Methods: 19 patients with a clinical diagnosis of AD, 23 with MCI and 21 elderly controls underwent PET/CT imaging with Amyvid and FDG. Regional brain measurements were carried out by drawing ROIs manually on PET/CT fused image slices around Frontal (F), Temporal (T), and Prieto-Occipital (PO) lobes, and the cerebellum based on predefined anatomical criteria. Global glucose metabolism and Global amyloid burden were calculated by averaging mean standardized uptake values (GSUVmean). Then, the data were normalized by calculating GSUVmean ratio of each region using cerebellum as a reference. Finally, regional metabolic and amyloid burden ratios were compared to Mini-Mental State Examination (MMSE).

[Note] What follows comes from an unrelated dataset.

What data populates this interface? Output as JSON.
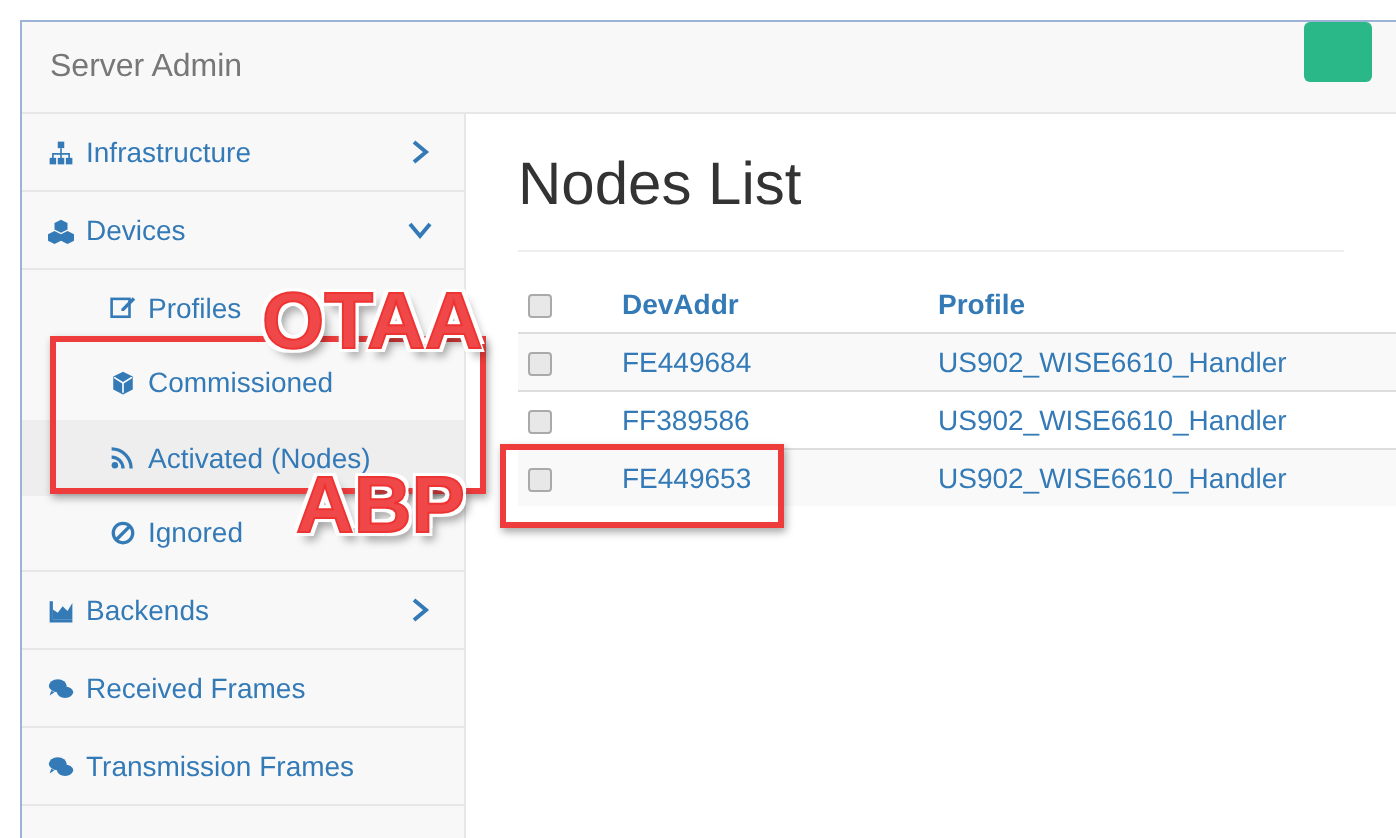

Results: GSUVmean ratios with FDG for F, PO and T regions for all the subjects has a significant correlation with MMSE (P < 0.001) the same is true for F (P < 0.001), PO (P = 0.007) and T (P = 0.001) when only MCI and AD cases together were selected. In AD Group Only F (P = 0.002) and T (P = 0.006) regions and in MCIs only F (P = 0.027) and in NC, T region significantly correlated with MMSE (P = 0.023). With Amyvid Imaging significant negative correlation was found only in PO (P = 0.003) and T (P = 0.021) regions when all cases were selected; and in PO (P = 0.025) and T (P = 0.046) when only MCI and AD group together were selected. in which PO showed a more significant correlation. There was no significant correlation with MMSE in individual groups and also F region had no correlate with MMSE in any group.

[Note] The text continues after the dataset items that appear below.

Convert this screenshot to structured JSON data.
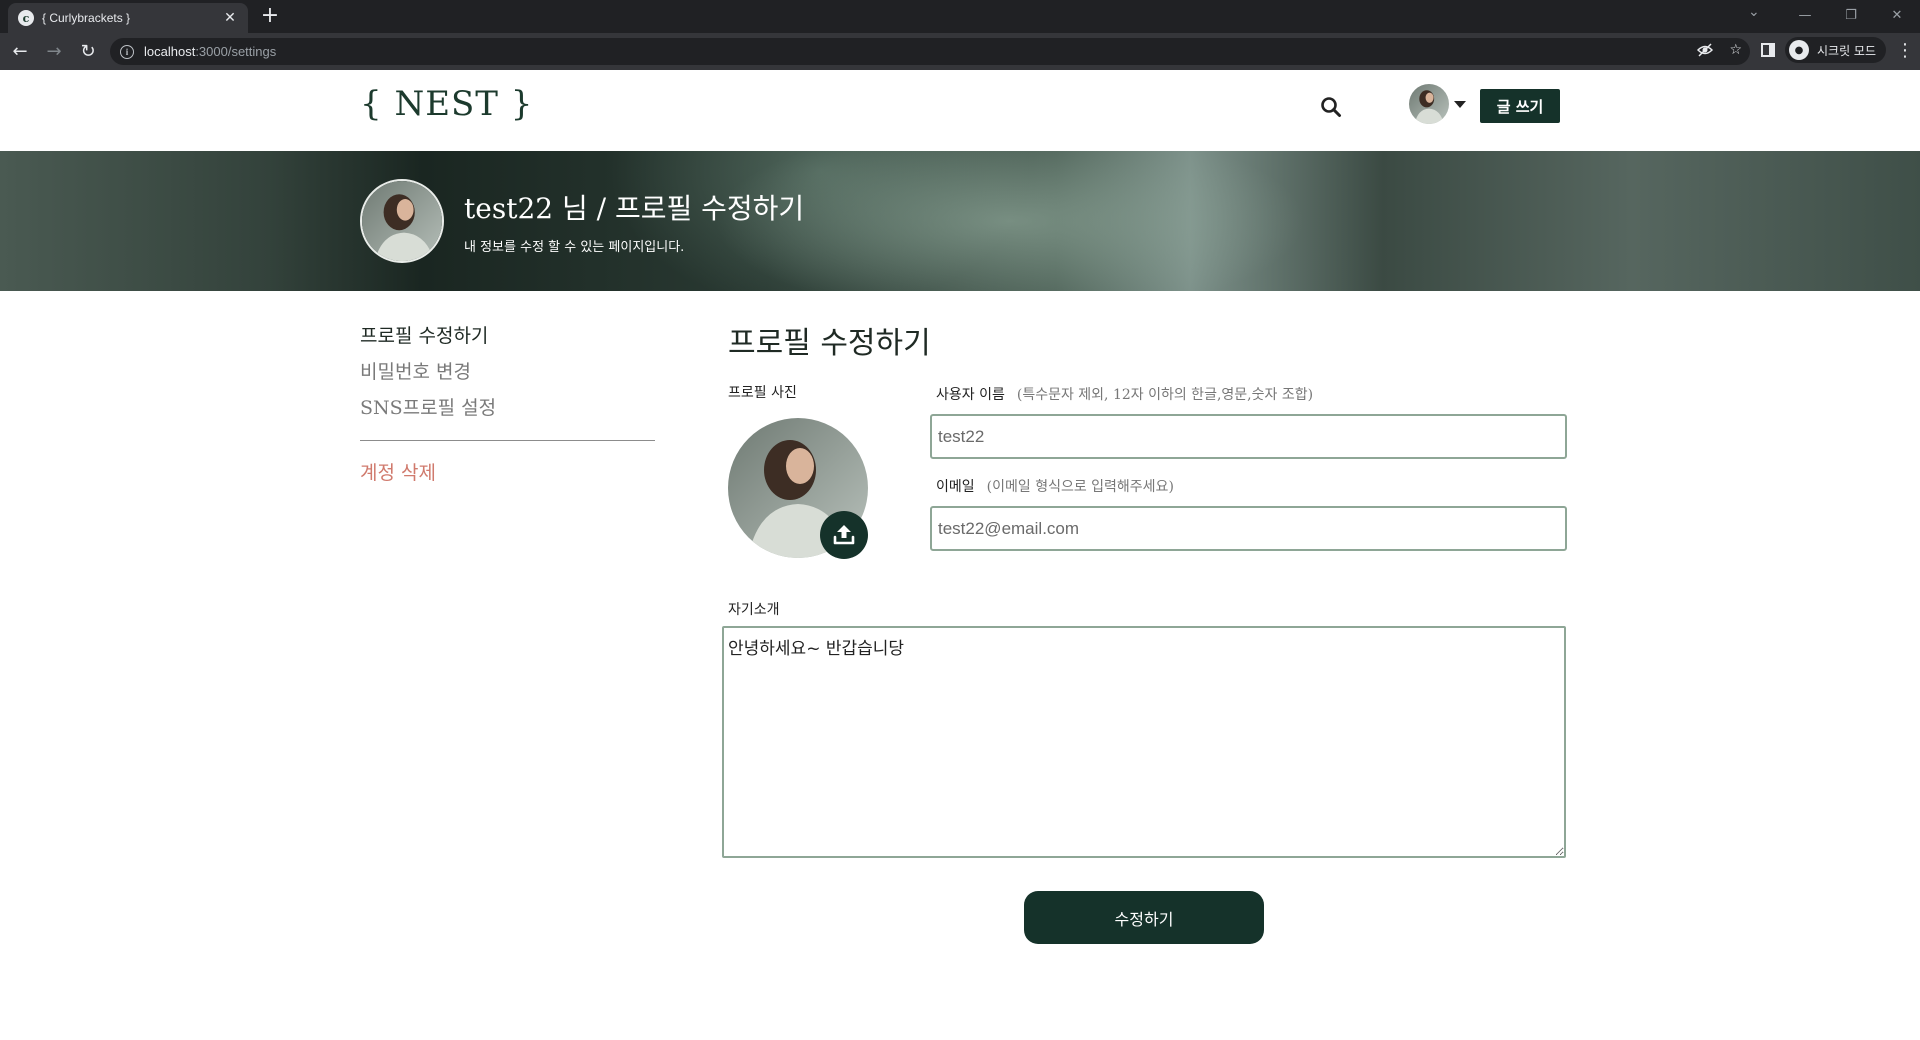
{
  "browser": {
    "tab_title": "{ Curlybrackets }",
    "tab_favicon_letter": "c",
    "new_tab_symbol": "+",
    "url_host": "localhost",
    "url_path": ":3000/settings",
    "incognito_label": "시크릿 모드"
  },
  "header": {
    "logo": "{ NEST }",
    "write_button": "글 쓰기"
  },
  "banner": {
    "title": "test22 님 / 프로필 수정하기",
    "subtitle": "내 정보를 수정 할 수 있는 페이지입니다."
  },
  "side_menu": {
    "items": [
      {
        "label": "프로필 수정하기",
        "active": true
      },
      {
        "label": "비밀번호 변경",
        "active": false
      },
      {
        "label": "SNS프로필 설정",
        "active": false
      }
    ],
    "delete_account": "계정 삭제"
  },
  "form": {
    "title": "프로필 수정하기",
    "photo_label": "프로필 사진",
    "username": {
      "label": "사용자 이름",
      "hint": "(특수문자 제외, 12자 이하의 한글,영문,숫자 조합)",
      "value": "test22"
    },
    "email": {
      "label": "이메일",
      "hint": "(이메일 형식으로 입력해주세요)",
      "value": "test22@email.com"
    },
    "bio": {
      "label": "자기소개",
      "value": "안녕하세요~ 반갑습니당"
    },
    "submit_button": "수정하기"
  },
  "colors": {
    "brand_dark": "#15322a",
    "danger": "#d07a6d",
    "input_border": "#8ea696"
  }
}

Conclusion: Overall FDG-PET indicated a better correlation with clinical status of the demented subjects in all different regions as well as being more accurately related to the severity of dementia than Amyvid in AD diagnosis. Furthermore, Dementia showed to be more related to the Amyloid burden in prieto-occipital followed by temporal than frontal region.